“Life Upside Down” is a pleasant enough and appropriately downbeat “COVID Lockdown Comedy” of no particular consequence.
As there have been so many rom-coms set during the height of the “shelter in place” era, it’s difficult to find something fresh to say about the strain of being apart/being thrown together that someone else hasn’t put into release before, and that dogs Cecilia Miniucchi’s film, start to finish.
The presence of a first-rate cast, headlined by Bob Odenkirk, Radha Mitchell and Danny Huston, is a saving grace, and if not quite the only one, it might as well have been.
The director of the parking cops comedy “Expired” takes us into a sort of Woody Allen Lite scenario, a couple of cultured couples and a well-educated single woman/college professor cope with isolation and the strains it puts on relationships, legally-bonded or illicit.
Its setting — houses ranging from nice to tastefully swank — underscores how the Allenesque, casually affluent world managed to get by with work and income shut down but fine food delivered to their doors and Zoom calls anchoring their socializing and canoodling.
Odenkirk is Jonathan, an abstract artist quite hot for the lovely blonde academic Clarissa (Mitchell), and not just because she’s hooked him up with an avid, well-heeled buyer, Paul (Huston).
But Jonathan is married, something we only figure out AFTER he and Clarissa have ducked into an gallery office for a chocolate-covered-strawberry quicky the afternoon of his latest opening. Jeanie Lim plays his unsuspecting wife, mother of “the twins,” who are grown and off at college.
Paul, a colleague of Clarissa’s, is married to a much younger woman (Rosie Fellner), something Clarissa teases him about.
“Life Upside Down” puts these two couples, and lonely Clarissa, through the major disruption of masks, gloves, isolation and enforced “social distancing,” which Paul labels “this strange moment, this forced ‘domesticity.'”

There isn’t much that’s comic to this, not much that plays as funny anyway. The predicament gags have Jonathan trying to steal some alone “screen” time with Clarissa, with his wife constantly underfoot.
Because they’re stuck at home together, remember?
The calls, texts and attempted Zoom sex hook-ups with the “client” he tells his wife is named “Mr.
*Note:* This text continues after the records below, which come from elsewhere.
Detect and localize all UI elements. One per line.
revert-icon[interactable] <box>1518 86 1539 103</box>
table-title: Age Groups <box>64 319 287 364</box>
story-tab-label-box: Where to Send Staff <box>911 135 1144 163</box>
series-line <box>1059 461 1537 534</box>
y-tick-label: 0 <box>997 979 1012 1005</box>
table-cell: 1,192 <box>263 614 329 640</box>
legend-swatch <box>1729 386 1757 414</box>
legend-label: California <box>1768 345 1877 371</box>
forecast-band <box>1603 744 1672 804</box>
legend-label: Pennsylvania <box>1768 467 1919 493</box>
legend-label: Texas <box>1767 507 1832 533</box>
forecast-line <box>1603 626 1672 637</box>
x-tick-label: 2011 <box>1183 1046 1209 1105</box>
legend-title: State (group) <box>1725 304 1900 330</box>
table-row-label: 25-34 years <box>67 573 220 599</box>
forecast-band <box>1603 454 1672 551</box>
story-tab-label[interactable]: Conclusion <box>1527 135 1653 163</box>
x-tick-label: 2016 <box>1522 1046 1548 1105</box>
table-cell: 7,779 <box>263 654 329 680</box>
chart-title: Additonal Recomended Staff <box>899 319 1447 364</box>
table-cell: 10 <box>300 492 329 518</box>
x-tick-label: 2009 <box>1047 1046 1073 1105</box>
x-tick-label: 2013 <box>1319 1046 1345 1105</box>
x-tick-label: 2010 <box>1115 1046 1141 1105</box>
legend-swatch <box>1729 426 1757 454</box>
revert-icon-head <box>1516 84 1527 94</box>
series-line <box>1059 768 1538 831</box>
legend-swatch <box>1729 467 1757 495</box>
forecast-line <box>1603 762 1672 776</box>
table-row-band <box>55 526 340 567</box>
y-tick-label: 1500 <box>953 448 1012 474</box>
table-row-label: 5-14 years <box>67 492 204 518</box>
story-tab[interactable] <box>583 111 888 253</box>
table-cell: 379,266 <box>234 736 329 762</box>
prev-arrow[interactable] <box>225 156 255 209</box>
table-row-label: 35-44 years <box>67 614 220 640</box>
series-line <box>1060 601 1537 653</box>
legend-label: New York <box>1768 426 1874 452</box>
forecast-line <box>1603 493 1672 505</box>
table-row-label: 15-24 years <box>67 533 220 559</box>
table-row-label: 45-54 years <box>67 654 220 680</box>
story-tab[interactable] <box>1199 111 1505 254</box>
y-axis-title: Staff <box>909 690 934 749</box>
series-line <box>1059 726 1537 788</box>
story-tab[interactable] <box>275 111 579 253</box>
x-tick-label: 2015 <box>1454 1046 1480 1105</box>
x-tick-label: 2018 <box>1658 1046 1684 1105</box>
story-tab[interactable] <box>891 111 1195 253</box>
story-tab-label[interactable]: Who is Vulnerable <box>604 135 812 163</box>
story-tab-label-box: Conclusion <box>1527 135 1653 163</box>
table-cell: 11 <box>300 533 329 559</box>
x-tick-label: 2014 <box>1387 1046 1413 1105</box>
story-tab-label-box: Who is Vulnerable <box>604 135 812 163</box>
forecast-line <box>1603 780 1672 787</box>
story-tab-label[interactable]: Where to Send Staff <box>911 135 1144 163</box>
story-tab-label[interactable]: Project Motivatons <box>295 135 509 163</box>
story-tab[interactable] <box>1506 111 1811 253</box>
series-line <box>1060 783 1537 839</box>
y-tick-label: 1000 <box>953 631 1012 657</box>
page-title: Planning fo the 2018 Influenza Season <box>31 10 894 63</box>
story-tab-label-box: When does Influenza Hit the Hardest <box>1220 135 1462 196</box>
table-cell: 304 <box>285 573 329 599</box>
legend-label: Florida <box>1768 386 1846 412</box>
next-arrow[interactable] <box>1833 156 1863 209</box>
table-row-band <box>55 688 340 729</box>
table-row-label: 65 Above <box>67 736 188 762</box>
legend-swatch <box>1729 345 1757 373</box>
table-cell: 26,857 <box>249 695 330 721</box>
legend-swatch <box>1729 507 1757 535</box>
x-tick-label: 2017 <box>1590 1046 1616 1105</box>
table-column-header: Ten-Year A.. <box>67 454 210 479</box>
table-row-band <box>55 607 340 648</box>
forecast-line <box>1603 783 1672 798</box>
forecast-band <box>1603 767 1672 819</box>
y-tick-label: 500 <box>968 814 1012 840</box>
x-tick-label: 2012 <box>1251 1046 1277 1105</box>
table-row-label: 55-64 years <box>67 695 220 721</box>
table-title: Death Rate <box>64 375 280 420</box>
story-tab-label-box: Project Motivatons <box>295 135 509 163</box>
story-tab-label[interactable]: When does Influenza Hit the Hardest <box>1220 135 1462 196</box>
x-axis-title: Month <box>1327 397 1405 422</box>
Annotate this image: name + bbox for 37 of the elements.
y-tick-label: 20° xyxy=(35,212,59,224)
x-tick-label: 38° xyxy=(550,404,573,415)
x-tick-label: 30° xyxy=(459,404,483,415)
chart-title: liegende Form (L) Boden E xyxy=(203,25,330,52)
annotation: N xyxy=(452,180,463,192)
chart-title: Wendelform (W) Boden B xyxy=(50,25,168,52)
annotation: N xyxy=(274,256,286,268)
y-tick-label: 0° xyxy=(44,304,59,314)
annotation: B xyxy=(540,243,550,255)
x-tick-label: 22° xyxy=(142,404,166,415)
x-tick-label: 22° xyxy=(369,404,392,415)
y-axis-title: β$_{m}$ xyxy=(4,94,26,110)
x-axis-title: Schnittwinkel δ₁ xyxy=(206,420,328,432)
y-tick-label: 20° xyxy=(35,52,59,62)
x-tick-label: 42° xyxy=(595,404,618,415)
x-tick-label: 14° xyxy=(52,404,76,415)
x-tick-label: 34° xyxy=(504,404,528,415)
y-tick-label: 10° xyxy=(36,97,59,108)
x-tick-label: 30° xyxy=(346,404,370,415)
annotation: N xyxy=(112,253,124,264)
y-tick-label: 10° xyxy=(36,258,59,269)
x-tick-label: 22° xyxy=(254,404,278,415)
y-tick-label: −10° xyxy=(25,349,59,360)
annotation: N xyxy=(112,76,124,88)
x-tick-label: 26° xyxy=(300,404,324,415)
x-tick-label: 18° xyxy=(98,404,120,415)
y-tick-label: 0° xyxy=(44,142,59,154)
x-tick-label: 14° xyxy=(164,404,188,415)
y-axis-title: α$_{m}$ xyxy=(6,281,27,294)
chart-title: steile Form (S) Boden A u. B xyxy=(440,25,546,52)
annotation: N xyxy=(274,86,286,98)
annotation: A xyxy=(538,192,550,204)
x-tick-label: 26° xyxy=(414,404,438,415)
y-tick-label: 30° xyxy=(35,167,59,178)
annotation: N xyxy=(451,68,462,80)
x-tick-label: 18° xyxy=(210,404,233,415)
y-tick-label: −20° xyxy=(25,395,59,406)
Marlowe” are airless and humorless.
Jonathan is watching his business wither and die, getting updates on the hole he’s digging by maintaining his gallery space from his no-nonsense accountant (Terence Bernie Hines).
Mitchell fares a little better, as she gets to play exasperated, jilted and disrespected by her college students who may be acting-out in Zoom classes because she’s constantly distracted, eager for her paramour’s latest call.
Clarissa has sublet her guest house to this odd duck (Cyrus Pahlavi) who is a little younger, a lot weirder and perpetually under-dressed. At some point, that dork is bound to start looking pretty good to a woman who turns 40 — alone — in lockdown.
There’s little that’s funny to any of this, and not much that’s emotional either.
The players make it watchable, but the whole enterprise feels dispirited, as if the cast realizes that even though this is a polished, slick production, even if this script had been hilarious, romantic and mean, they know it’ll never come out before two years of other movies made under similar conditions, often with better results.
Rating: unrated, sexual situations, profanity
Cast: Radha Mitchell, Bob Odenkirk, Danny Huston, Rosie Fellner, Terence Bernie Hines, Cyrus Pahlavi and Jeanie Lim
Credits: Scripted and directed by Cecilia Miniucchi. An IFC release.